O MUNDO perdeu a cabeça. Não é para brincar. A cabeça e, por vezes, um ou outro membro. Assim é revelado em Lusaka, capital da distante Zâmbia, onde por entre a poeira dos dias, escaparates bem improvisados sublinham ingenuamente a realidade vivida aqui e ali.
Na penumbra do tórrido quotidiano aguarda-se pela potencial clientela que passa a velocidades moderadas. Neste stand vendem-se os últimos modelitos, e não supostamente por “liquidação total”. Trata-se de modelitos também encontráveis nas ruas de Pequim, Ancara ou Quito. A isto, chamam-lhe, entre outras coisas, globalização. E os vestidos, ostentados por manequins caucasianos, acompanham-se com cebola, em sacos de dez quilos, de forma a que o choro seja disfarçado com motivações várias e de catárses outras.

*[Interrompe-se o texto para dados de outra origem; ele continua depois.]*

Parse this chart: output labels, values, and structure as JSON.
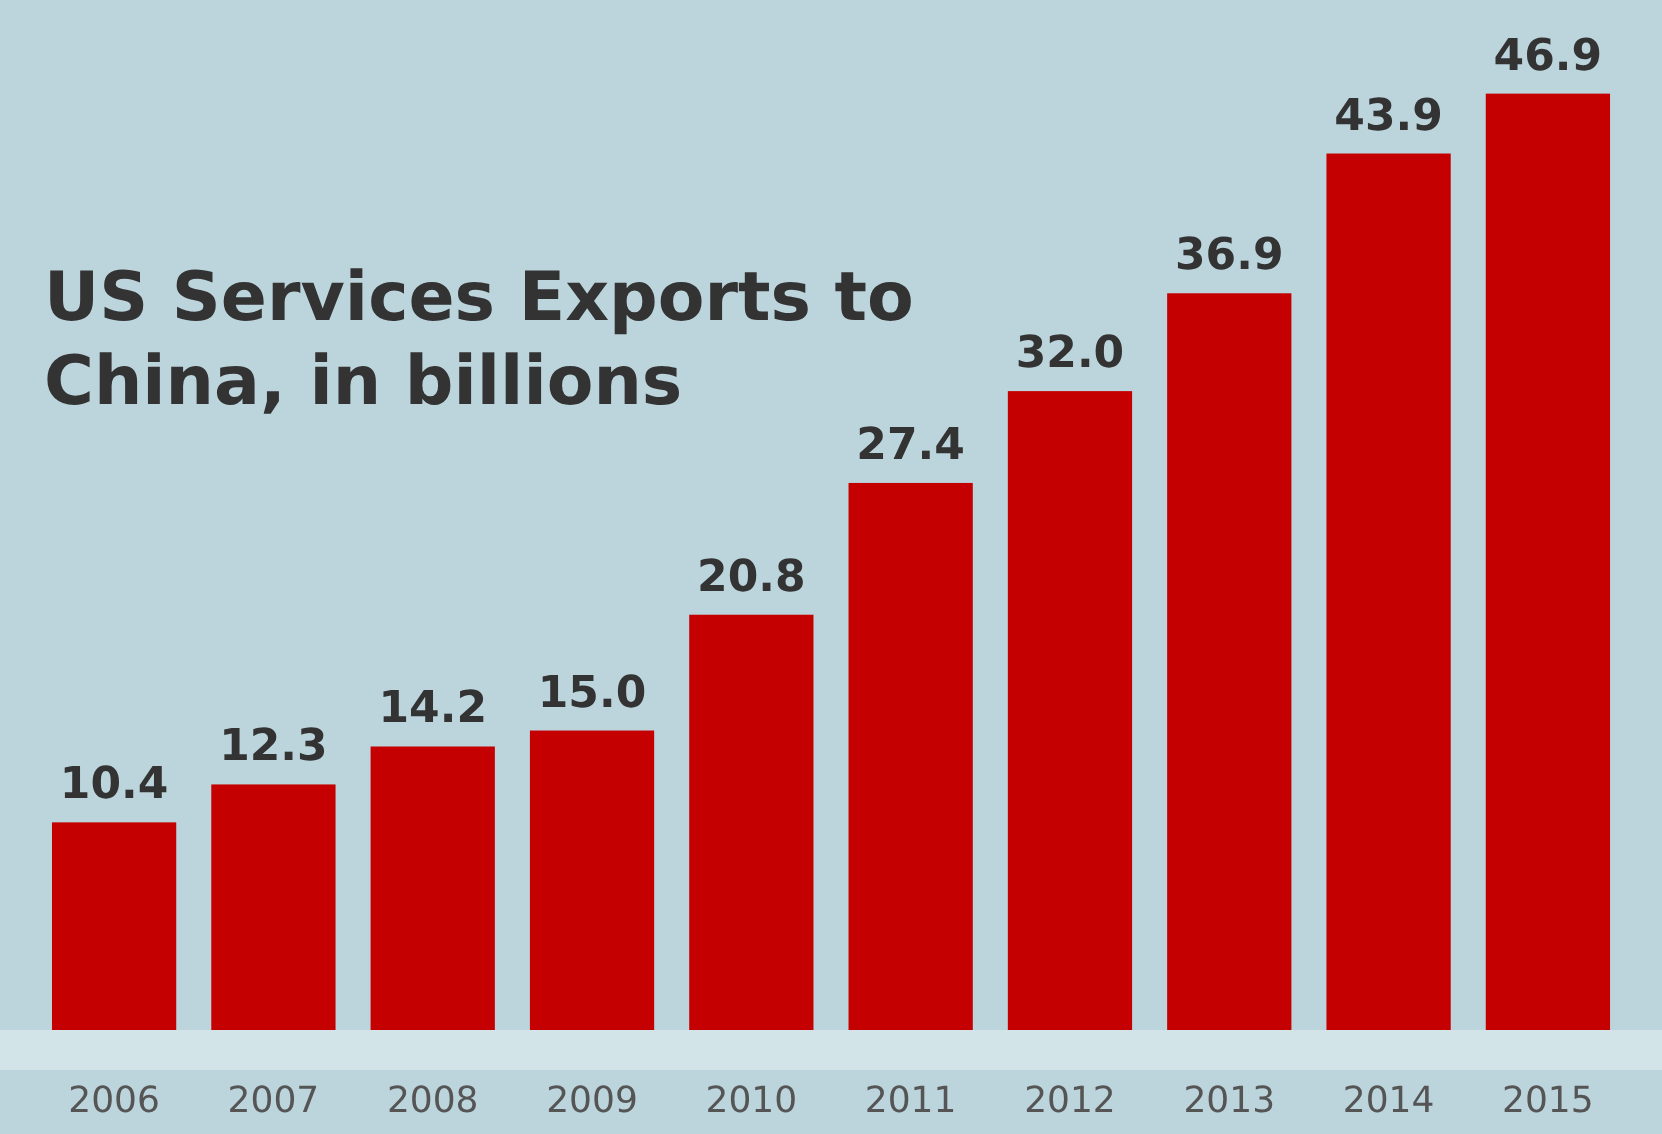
{
  "chart_data": {
    "type": "bar",
    "title": "US Services Exports to China, in billions",
    "categories": [
      "2006",
      "2007",
      "2008",
      "2009",
      "2010",
      "2011",
      "2012",
      "2013",
      "2014",
      "2015"
    ],
    "values": [
      10.4,
      12.3,
      14.2,
      15.0,
      20.8,
      27.4,
      32.0,
      36.9,
      43.9,
      46.9
    ],
    "value_labels": [
      "10.4",
      "12.3",
      "14.2",
      "15.0",
      "20.8",
      "27.4",
      "32.0",
      "36.9",
      "43.9",
      "46.9"
    ],
    "color": "#c50000"
  }
}
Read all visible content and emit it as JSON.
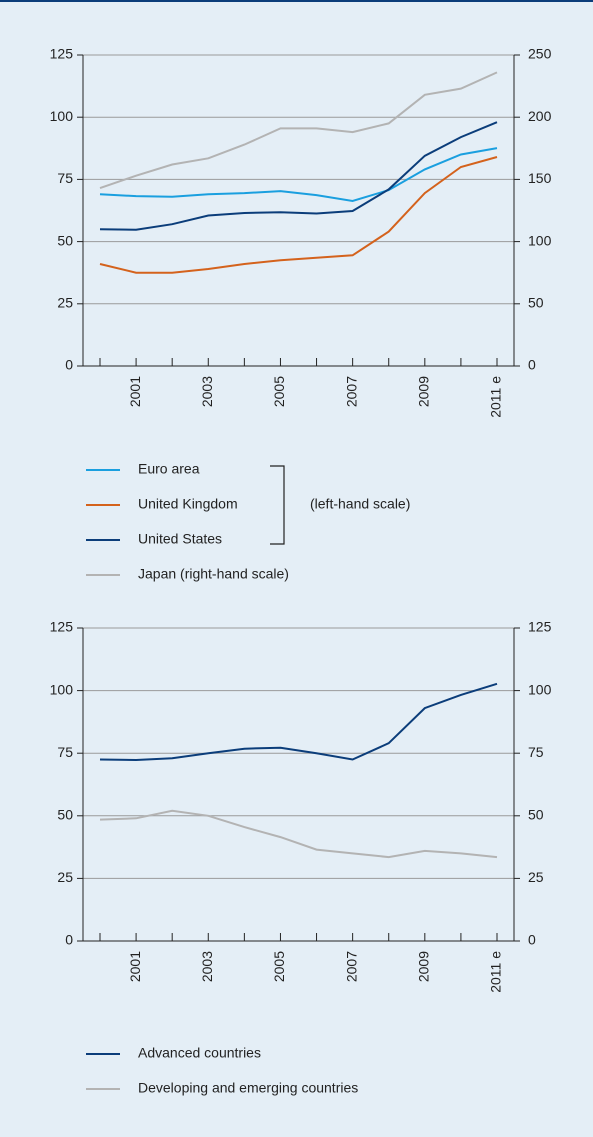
{
  "chart_data": [
    {
      "type": "line",
      "categories": [
        null,
        "2001",
        null,
        "2003",
        null,
        "2005",
        null,
        "2007",
        null,
        "2009",
        null,
        "2011 e"
      ],
      "ylim": [
        0,
        125
      ],
      "yticks": [
        0,
        25,
        50,
        75,
        100,
        125
      ],
      "y2lim": [
        0,
        250
      ],
      "y2ticks": [
        0,
        50,
        100,
        150,
        200,
        250
      ],
      "grid": true,
      "annotation": "(left-hand scale)",
      "series": [
        {
          "name": "Euro area",
          "color": "#1a9fdf",
          "values": [
            69,
            68.3,
            68,
            69,
            69.5,
            70.3,
            68.7,
            66.3,
            70.7,
            79,
            85,
            87.6
          ]
        },
        {
          "name": "United Kingdom",
          "color": "#d4621c",
          "values": [
            41,
            37.5,
            37.5,
            39,
            41,
            42.5,
            43.5,
            44.5,
            54,
            69.5,
            80,
            84
          ]
        },
        {
          "name": "United States",
          "color": "#0b3d7a",
          "values": [
            55,
            54.8,
            57,
            60.5,
            61.5,
            61.8,
            61.3,
            62.3,
            71,
            84.5,
            92,
            98
          ]
        },
        {
          "name": "Japan (right-hand scale)",
          "color": "#b3b3b3",
          "axis": "y2",
          "values": [
            143,
            153,
            162,
            167,
            178,
            191,
            191,
            188,
            195,
            218,
            223,
            236
          ]
        }
      ]
    },
    {
      "type": "line",
      "categories": [
        null,
        "2001",
        null,
        "2003",
        null,
        "2005",
        null,
        "2007",
        null,
        "2009",
        null,
        "2011 e"
      ],
      "ylim": [
        0,
        125
      ],
      "yticks": [
        0,
        25,
        50,
        75,
        100,
        125
      ],
      "y2lim": [
        0,
        125
      ],
      "y2ticks": [
        0,
        25,
        50,
        75,
        100,
        125
      ],
      "grid": true,
      "series": [
        {
          "name": "Advanced countries",
          "color": "#0b3d7a",
          "values": [
            72.5,
            72.3,
            73,
            75,
            76.8,
            77.2,
            75,
            72.5,
            79,
            93,
            98.3,
            102.7
          ]
        },
        {
          "name": "Developing and emerging countries",
          "color": "#b3b3b3",
          "values": [
            48.5,
            49,
            52,
            50,
            45.5,
            41.5,
            36.5,
            35,
            33.5,
            36,
            35,
            33.5
          ]
        }
      ]
    }
  ]
}
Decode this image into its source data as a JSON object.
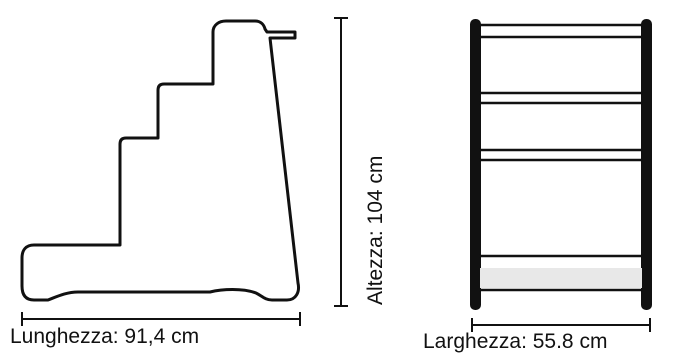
{
  "dimensions": {
    "length_label": "Lunghezza: 91,4 cm",
    "height_label": "Altezza: 104 cm",
    "width_label": "Larghezza: 55.8 cm"
  },
  "colors": {
    "outline": "#111111",
    "rail_fill": "#f7f7f7"
  }
}
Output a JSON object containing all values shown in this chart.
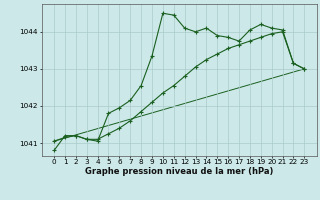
{
  "xlabel": "Graphe pression niveau de la mer (hPa)",
  "bg_color": "#cce8e8",
  "grid_color": "#aacaca",
  "line_color": "#1a6020",
  "hours": [
    0,
    1,
    2,
    3,
    4,
    5,
    6,
    7,
    8,
    9,
    10,
    11,
    12,
    13,
    14,
    15,
    16,
    17,
    18,
    19,
    20,
    21,
    22,
    23
  ],
  "series1": [
    1040.8,
    1041.2,
    1041.2,
    1041.1,
    1041.05,
    1041.8,
    1041.95,
    1042.15,
    1042.55,
    1043.35,
    1044.5,
    1044.45,
    1044.1,
    1044.0,
    1044.1,
    1043.9,
    1043.85,
    1043.75,
    1044.05,
    1044.2,
    1044.1,
    1044.05,
    1043.15,
    1043.0
  ],
  "series2": [
    1041.05,
    1041.15,
    1041.2,
    1041.1,
    1041.1,
    1041.25,
    1041.4,
    1041.6,
    1041.85,
    1042.1,
    1042.35,
    1042.55,
    1042.8,
    1043.05,
    1043.25,
    1043.4,
    1043.55,
    1043.65,
    1043.75,
    1043.85,
    1043.95,
    1044.0,
    1043.15,
    1043.0
  ],
  "series3_x": [
    0,
    23
  ],
  "series3_y": [
    1041.05,
    1043.0
  ],
  "ylim": [
    1040.65,
    1044.75
  ],
  "yticks": [
    1041,
    1042,
    1043,
    1044
  ],
  "xticks": [
    0,
    1,
    2,
    3,
    4,
    5,
    6,
    7,
    8,
    9,
    10,
    11,
    12,
    13,
    14,
    15,
    16,
    17,
    18,
    19,
    20,
    21,
    22,
    23
  ],
  "tick_fontsize": 5.2,
  "xlabel_fontsize": 6.0,
  "ylabel_fontsize": 6.0,
  "lw1": 0.8,
  "lw2": 0.8,
  "lw3": 0.7,
  "markersize": 2.5
}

Por entre o espaço de vendas entrevê-se um cartaz do britânico Barclays Bank. Conhecido por ter financiado o regime do Apartheid da África do Sul (“Boerclaysbank”), pelo envolvimento em lavagens de dinheiro em África e noutras latitutes, por colaborar com o tiranete vizinho, Robert Mugabe, mas sobretudo por continuar a financiar e estar directamente envolvido no comércio de armas ao nível global. Armas que não desmembram ou decapitam manequins avitrinados mas gente de verdade.
As estradas e cruzamentos anónimos oferecem mensagens mais ou menos subliminares, ilustrando as complexas ligações entre cá e acolá, e de como o mundo perdeu cabeça.